CommonCrawl pipeline
WAT-first narrowing, per-WARC-file byte-range indexing, co-located signing proxy, and the per-worker SQLite → merged DuckDB pattern that turn petabytes into tens of GB actually moved.
What you can check without trusting me
The methodology pages are worth reading, but a methodology you can't reproduce is just marketing. Here's what I ship so anyone can verify the pipeline's output independently. Weaponized material (full exploit payloads, full response bodies) is gated behind researcher verification - everyone else sees the non-weaponized skeleton that's enough to judge the method without publishing a working 0-click attack.
Playwright traces
Every verified CVE produces a ZIP trace openable in Playwright's own trace viewer. The public view shows timestamps, step names, and DOM state on benign surfaces; verified researchers get the full trace including exploit-payload frames and response bodies.
Replay scripts
Every verified PoC also produces a standalone Playwright script that re-runs the exploit against your own WordPress install. Public readers see the non-weaponized skeleton (target, flow, setup); verified researchers get the full executable version including payloads.
Fetched-at timestamps
Every plugin, theme, CVE, and provider page carries the timestamp its data was last refreshed. Staleness is legible; nothing claims to be fresher than it is.
Signal-level rationale
Every plugin-detection match on a site audit is accompanied by the exact signal (asset hash, REST route, generator tag) that triggered it. Scores enumerate every deduction. Detection is reviewable, not a black box.
Full exploit payloads and response bodies are only released to verified security researchers - the public view shows enough to evaluate the methodology without shipping a ready-to-paste 0-click attack for any CVE. Researcher access is free; verification is a lightweight identity check. If you're working on a legitimate engagement, email support@wp-safety.org with the subject "Researcher access request".
What's shipping next
A non-exhaustive view of the docs and methodology work that's in motion. These are the next deep-dives and dataset releases I'm actively working on.
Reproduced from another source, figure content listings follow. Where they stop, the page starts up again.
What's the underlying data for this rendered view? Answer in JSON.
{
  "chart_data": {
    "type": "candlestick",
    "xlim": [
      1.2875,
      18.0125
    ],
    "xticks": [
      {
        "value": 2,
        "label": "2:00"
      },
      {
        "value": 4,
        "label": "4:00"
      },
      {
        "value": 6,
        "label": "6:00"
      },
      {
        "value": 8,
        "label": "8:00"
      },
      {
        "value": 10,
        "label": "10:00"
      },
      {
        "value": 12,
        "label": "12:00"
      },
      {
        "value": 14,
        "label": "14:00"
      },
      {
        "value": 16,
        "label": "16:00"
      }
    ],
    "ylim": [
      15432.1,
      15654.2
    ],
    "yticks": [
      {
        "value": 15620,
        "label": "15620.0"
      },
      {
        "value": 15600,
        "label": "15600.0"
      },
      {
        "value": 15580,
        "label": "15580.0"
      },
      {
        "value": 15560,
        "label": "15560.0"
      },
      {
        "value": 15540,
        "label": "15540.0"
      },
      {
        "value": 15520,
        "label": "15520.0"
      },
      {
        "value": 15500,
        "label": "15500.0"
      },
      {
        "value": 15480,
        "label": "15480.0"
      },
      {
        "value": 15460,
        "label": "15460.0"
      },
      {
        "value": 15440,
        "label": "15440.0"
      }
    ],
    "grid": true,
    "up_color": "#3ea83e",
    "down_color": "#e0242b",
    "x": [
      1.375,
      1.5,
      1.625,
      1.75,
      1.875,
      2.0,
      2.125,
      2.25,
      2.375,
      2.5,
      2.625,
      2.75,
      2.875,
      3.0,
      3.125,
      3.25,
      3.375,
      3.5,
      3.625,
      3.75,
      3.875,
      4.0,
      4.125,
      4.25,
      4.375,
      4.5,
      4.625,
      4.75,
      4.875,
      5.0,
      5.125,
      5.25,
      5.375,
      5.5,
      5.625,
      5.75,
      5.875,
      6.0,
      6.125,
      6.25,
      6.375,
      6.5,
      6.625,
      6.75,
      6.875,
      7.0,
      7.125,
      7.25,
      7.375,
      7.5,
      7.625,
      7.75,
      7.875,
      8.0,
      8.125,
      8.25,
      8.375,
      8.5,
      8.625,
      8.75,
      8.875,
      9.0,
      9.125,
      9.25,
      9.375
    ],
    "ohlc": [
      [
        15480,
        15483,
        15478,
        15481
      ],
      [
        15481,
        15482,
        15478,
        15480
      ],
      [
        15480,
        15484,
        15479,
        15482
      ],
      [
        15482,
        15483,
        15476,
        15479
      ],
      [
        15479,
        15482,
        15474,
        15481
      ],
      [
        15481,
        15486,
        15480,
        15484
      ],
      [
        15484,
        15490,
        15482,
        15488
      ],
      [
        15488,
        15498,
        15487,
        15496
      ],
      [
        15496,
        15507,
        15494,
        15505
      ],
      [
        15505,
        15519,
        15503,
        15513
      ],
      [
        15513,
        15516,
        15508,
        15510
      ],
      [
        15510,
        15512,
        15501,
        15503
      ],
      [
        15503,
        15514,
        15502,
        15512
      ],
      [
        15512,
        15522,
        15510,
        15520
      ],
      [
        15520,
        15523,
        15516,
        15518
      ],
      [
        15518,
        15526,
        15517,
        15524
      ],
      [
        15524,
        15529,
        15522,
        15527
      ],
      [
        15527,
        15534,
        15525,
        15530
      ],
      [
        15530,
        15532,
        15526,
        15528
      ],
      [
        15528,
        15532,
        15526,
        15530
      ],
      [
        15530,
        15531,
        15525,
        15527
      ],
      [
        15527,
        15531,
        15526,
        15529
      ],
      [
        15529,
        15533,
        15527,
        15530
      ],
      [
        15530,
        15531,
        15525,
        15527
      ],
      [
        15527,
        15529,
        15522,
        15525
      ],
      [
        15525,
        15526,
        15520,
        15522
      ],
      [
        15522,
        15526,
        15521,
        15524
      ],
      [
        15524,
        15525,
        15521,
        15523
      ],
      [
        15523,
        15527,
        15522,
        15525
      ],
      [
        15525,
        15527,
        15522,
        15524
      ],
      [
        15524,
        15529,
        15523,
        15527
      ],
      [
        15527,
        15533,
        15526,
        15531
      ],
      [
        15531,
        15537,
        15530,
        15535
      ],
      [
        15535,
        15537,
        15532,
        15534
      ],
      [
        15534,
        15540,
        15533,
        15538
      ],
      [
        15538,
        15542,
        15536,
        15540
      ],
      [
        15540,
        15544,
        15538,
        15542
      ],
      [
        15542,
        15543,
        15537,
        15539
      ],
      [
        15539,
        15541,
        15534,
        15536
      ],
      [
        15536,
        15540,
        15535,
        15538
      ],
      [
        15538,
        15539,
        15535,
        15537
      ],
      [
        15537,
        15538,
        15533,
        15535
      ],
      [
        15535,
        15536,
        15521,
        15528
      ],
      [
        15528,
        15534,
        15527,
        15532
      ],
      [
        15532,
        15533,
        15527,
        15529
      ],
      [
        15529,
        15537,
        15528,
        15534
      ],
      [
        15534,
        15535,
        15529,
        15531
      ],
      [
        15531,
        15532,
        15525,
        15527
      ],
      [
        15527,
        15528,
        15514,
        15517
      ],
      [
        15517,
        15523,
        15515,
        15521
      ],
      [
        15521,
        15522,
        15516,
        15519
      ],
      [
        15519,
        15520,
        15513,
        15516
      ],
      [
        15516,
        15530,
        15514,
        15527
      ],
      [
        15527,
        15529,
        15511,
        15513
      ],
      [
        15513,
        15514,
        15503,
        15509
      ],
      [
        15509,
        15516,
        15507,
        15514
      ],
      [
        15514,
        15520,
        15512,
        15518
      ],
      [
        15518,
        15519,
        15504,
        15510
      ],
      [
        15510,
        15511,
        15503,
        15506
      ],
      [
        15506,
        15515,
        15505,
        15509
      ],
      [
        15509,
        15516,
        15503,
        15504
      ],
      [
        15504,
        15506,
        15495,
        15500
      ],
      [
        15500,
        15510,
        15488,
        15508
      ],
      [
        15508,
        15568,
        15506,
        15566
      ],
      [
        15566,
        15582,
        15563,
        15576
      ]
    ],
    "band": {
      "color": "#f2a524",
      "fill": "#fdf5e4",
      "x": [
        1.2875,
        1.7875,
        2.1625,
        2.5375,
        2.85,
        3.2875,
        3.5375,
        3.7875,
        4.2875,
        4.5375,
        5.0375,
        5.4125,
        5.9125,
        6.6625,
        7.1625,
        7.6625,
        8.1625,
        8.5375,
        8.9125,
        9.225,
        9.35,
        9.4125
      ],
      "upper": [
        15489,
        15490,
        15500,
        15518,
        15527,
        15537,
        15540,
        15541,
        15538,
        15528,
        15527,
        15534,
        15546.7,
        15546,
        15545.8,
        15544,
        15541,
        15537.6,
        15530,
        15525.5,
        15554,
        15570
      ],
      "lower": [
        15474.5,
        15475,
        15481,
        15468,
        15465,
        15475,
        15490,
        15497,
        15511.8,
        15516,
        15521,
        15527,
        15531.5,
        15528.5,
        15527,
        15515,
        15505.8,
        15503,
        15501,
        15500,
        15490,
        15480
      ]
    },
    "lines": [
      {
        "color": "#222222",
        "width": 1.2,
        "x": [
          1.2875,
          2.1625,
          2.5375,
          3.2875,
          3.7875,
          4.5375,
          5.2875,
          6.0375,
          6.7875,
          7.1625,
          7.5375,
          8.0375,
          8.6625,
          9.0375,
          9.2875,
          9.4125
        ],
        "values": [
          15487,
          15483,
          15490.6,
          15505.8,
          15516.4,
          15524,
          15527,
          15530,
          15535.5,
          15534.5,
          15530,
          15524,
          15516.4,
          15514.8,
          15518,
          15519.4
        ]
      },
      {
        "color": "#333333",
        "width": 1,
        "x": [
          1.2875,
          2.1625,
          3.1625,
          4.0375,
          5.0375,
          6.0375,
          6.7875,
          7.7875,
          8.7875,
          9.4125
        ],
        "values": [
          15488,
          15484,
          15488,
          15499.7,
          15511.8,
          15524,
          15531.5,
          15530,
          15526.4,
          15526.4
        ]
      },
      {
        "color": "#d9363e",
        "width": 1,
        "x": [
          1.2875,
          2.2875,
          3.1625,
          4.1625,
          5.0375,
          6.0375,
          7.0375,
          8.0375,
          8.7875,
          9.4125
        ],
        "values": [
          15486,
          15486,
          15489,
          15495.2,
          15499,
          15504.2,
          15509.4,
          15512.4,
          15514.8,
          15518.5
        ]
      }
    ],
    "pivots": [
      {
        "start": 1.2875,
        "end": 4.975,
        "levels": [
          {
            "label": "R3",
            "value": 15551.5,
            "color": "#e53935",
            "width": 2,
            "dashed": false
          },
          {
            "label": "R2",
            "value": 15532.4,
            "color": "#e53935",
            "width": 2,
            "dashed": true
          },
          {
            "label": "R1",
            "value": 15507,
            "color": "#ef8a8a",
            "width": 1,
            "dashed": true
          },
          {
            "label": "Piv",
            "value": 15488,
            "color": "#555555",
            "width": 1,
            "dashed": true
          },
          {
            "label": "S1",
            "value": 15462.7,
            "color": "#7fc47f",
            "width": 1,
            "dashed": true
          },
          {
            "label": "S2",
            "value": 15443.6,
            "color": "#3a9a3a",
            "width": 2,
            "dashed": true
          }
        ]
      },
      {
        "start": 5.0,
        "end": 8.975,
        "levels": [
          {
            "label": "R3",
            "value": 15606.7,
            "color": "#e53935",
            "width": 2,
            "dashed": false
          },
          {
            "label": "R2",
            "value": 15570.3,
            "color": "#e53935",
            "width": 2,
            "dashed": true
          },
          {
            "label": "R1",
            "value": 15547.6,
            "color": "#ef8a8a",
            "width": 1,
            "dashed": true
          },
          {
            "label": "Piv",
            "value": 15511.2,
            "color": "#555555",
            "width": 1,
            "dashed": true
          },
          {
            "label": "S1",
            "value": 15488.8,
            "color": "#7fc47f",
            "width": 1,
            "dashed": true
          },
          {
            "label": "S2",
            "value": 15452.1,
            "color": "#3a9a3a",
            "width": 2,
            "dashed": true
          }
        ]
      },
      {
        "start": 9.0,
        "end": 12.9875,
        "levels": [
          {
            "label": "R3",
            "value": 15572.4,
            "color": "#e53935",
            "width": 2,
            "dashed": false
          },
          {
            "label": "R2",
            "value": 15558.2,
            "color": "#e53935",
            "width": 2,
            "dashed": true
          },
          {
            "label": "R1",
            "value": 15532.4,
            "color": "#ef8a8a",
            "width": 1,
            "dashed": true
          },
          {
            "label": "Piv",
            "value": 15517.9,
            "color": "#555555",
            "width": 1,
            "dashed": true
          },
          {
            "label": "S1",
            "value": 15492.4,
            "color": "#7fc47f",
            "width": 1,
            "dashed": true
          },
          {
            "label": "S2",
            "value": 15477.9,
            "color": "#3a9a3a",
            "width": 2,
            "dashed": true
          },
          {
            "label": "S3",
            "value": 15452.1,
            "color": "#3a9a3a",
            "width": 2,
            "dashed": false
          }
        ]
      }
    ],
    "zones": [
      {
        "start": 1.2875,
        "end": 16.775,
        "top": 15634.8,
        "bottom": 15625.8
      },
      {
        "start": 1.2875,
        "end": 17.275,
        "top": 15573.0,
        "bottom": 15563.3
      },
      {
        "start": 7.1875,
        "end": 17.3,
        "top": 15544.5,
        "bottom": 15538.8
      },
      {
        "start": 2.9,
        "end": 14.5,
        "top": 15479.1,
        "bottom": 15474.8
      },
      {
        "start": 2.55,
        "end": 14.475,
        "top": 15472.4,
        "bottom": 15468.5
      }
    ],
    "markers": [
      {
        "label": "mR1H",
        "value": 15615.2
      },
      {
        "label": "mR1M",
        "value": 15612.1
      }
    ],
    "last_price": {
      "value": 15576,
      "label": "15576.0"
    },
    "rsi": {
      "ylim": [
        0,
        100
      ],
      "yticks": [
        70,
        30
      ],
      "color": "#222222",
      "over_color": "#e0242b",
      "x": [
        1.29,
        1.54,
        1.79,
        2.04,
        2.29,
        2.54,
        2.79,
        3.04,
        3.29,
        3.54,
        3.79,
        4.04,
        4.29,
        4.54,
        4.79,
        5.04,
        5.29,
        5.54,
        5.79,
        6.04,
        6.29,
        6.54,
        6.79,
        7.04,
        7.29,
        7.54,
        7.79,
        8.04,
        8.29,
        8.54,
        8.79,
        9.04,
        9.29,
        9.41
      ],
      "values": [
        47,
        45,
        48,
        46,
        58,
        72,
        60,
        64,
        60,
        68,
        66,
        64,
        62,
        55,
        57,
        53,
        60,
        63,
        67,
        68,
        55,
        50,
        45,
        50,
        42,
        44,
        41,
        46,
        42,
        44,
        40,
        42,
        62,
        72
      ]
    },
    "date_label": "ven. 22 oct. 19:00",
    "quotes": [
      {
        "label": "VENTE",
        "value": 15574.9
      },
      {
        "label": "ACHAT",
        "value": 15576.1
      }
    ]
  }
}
- WIPFull local SVN mirror of WordPress.org pluginsReplaces the current on-demand
svn exportpath on the analyzer. Unlocks bulk version-pair sweeps for the ecosystem-scale static-analysis preprint. Covered on the taint-analysis scale section. - WIParXiv preprint: autonomous CVE reproduction at scaleMethods section is roughly the PoC agent cascade deep-dive; results section will cover reproducibility rate, per-CVE cost, and judge-override ratio.
- WIParXiv preprint: passive hosting attribution at crawl scaleMethods section is the provider-detection deep-dive; the dataset it describes will be published as the reproducibility artifact.
- NextPlugin source mirror deep-diveSeparate page covering the SVN mirror's own internals once it ships: sync cadence, storage layout, disaster recovery, historical revision queries.
- NextOpenAPI spec + API reference pageMachine-readable spec for
/api/v1/*plus a generated reference page under/docs/api. Unblocks bearer-token integrations without handholding. - IdeaPublic bulk dataset downloadsMonthly Parquet snapshots of the
plugin_risk_assessments, observation, and provider-detection datasets for researchers who want to run their own analyses. Scoping what's safe to publish vs what needs aggregation first.
Three hard commitments
I won't paywall the core data
Every CVE, every plugin score, every developer profile stays freely accessible. Sponsors fund continuous monitoring, alerting, and deeper audits - never the base truth.
Vendor listings can't influence scoring
Plugin vendors can sponsor WP-Safety. What they can't buy is a score boost, a hidden CVE, or a reshuffled ranking. Product tiers are listed on /sponsors; the scoring engine doesn't know who's paying.
I won't hide my methodology
If I can't explain how a score was computed, I shouldn't publish it. These pages are the written-down version of that commitment.